If there’s one negative subject that always comes up at parent-teacher conferences at Laurel’s schools — which are usually lighthearted hour-long lovefests about cognitive development and socialization and caring about her classmates — it’s about how she deals with frustration.  Like a lot of bright kids (e.g., say, both her parents) she loves when things come naturally.  Things that don’t can be tough to approach.  It’s something you contemplate a lot in the abstract as a parent – you want things not to come too easily, because kids need to learn to struggle, manage disappointment, persevere, etc.  Despite which you also feel good seeing things come readily because, well, just look at my smart/capable/athletic/etc child and this thing she can do.  Beth and I had our own issues with doing hard things as children — I tended to avoid anything that didn’t come naturally and missed a lot of learning opportunities, plus making learning to struggle with difficulty harder later on.

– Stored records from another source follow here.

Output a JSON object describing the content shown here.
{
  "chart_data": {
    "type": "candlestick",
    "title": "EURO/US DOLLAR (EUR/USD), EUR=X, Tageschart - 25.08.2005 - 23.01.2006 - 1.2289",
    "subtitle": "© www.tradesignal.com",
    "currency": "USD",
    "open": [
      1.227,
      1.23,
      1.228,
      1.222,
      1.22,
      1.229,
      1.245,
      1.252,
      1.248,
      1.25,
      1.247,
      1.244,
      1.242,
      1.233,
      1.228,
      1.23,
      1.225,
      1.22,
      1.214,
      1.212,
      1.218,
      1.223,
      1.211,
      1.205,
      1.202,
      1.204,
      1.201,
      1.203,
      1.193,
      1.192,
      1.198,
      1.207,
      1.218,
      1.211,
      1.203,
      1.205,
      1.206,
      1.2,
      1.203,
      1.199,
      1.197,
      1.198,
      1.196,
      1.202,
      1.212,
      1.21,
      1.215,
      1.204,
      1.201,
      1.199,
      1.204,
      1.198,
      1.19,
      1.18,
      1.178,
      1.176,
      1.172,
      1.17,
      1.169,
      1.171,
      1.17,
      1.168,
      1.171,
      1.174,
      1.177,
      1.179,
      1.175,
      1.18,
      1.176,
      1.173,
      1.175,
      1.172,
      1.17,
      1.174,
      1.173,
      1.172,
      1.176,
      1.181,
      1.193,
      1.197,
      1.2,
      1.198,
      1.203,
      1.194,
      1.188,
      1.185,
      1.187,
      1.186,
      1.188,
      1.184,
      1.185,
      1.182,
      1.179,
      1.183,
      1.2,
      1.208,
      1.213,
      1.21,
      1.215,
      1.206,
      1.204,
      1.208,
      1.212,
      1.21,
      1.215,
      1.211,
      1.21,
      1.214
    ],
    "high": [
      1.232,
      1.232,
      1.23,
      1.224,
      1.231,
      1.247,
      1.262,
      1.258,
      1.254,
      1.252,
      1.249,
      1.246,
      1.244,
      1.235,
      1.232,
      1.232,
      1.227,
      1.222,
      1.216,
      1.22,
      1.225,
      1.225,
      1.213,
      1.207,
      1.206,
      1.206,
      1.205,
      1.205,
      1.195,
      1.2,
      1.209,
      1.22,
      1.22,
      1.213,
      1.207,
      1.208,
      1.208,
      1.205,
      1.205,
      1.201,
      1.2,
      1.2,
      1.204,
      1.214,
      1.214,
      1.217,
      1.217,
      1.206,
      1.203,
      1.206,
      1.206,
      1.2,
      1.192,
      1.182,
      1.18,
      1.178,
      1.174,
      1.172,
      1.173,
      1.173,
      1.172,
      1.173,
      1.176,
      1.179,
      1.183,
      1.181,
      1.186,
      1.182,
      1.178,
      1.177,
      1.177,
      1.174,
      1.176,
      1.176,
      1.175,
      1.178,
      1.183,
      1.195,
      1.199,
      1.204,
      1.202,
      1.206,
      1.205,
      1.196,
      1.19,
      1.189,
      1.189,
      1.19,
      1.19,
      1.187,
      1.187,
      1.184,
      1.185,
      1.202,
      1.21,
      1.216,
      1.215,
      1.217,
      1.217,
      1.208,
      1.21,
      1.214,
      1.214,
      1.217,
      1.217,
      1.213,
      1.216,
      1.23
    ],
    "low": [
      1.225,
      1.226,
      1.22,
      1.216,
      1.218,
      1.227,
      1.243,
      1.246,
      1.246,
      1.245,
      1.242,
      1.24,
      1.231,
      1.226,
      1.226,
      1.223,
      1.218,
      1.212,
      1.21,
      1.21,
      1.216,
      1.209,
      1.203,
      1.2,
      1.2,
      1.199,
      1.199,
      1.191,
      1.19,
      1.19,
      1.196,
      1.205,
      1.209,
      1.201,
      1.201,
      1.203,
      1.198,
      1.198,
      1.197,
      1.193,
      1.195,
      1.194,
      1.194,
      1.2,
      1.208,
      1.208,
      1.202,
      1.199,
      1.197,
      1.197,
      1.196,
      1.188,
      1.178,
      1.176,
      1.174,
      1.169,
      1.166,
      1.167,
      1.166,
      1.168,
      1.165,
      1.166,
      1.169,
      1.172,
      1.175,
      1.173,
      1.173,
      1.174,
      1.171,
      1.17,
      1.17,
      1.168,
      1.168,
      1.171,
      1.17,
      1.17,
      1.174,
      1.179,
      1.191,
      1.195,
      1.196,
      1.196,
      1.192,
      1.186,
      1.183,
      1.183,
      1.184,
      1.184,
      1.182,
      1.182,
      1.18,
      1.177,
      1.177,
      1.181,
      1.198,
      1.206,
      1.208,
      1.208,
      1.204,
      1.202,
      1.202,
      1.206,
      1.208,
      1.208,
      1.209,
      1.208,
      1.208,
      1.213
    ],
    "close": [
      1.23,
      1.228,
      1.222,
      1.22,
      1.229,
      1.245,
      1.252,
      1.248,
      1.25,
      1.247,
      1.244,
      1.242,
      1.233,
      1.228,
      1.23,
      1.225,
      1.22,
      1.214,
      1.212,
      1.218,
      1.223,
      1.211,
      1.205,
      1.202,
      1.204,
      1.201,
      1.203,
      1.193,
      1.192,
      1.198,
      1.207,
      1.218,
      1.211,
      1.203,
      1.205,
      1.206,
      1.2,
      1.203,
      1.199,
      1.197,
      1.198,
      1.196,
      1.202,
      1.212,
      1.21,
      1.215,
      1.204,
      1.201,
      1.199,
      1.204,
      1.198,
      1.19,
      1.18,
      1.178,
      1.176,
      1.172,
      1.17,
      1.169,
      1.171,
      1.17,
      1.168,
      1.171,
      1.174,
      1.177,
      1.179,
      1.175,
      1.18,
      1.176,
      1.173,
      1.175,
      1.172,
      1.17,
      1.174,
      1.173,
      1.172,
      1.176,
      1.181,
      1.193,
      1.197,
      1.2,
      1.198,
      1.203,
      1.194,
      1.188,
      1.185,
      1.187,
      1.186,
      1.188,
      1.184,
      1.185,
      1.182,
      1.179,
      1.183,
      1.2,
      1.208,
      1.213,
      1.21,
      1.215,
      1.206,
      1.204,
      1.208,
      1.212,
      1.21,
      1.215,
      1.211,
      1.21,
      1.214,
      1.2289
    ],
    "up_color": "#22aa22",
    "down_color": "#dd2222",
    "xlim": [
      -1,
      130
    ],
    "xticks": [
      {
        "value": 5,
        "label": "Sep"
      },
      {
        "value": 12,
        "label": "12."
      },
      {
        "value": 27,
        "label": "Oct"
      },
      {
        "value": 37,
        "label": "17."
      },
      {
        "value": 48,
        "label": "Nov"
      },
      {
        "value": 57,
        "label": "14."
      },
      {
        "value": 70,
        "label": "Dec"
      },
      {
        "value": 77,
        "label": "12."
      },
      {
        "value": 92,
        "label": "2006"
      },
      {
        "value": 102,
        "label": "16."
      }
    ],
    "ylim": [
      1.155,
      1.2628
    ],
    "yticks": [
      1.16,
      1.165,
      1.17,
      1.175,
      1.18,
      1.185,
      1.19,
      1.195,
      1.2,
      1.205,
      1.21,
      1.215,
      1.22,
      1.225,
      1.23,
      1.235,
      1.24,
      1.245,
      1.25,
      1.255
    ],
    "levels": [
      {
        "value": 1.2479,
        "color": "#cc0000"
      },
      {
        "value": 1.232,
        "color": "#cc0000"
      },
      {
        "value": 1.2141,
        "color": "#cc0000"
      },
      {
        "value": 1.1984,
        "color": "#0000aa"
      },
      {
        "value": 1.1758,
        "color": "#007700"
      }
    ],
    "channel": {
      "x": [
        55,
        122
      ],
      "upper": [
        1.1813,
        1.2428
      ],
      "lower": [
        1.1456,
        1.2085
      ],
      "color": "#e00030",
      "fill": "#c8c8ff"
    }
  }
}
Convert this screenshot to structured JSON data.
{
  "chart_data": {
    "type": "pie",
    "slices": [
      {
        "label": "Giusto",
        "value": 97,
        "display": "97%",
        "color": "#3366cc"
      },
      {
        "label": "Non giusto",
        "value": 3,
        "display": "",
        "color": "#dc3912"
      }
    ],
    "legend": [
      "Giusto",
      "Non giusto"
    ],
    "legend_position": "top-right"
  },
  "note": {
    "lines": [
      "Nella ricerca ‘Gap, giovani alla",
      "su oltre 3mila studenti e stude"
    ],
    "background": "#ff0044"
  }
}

Laurel and I ride together on my bike a lot – she has a seat in front of me, which has really worked well — it’s safe, you can talk to each other the whole time, it’s in easy hugging reach, everyone fawns over you on the street (she’s also outgrowing it, and there’s no way whatever follows it will win me the same smoldering looks from San Francisco’s population of available elderly women.)  She’s had a balance bike of her own for a while too, which has helped her learn balance – though it’s not practical on SF’s hills, and sees most of its mileage riding around in circles in our garage (sometimes with the lights off, the bike lights all set to flashing mode, and Giorgio Moroder playing on the stereo.)

So this weekend we got her her first real bike.  And so today she and I went out, prepared for an epochal bout of frustration management.  I’d done a ton of management of expectations, warning her that falling down was to be expected, that she’d have to take calming breaths and try lots of times — she knows all that by heart but applying it in the heat of the moment is tougher.  She brought a stuffed animal “to snuggle after I fall down, so I can try again.”

In the actual event, little progress was made on the frustration-management front because this turned out to be an easy one.  Half an hour of trying, and she had it.  Most of the half hour was actually convincing her it was okay for me to let go.  Not a single fall other than steering into walls trying to read signs posted on them and the usual starting/stopping learning curve.

Well, okay.  She didn’t learn to ride the emotional roller coaster.  But she learned to ride a bike.  Independent of wanting her to learn to struggle for her goals, I did actually want her to learn that.  For the moment, I’ll take it.  I’ll even leave the post-processing on this photo in gratuitous Thomas Kinkade-esque mode for the occasion.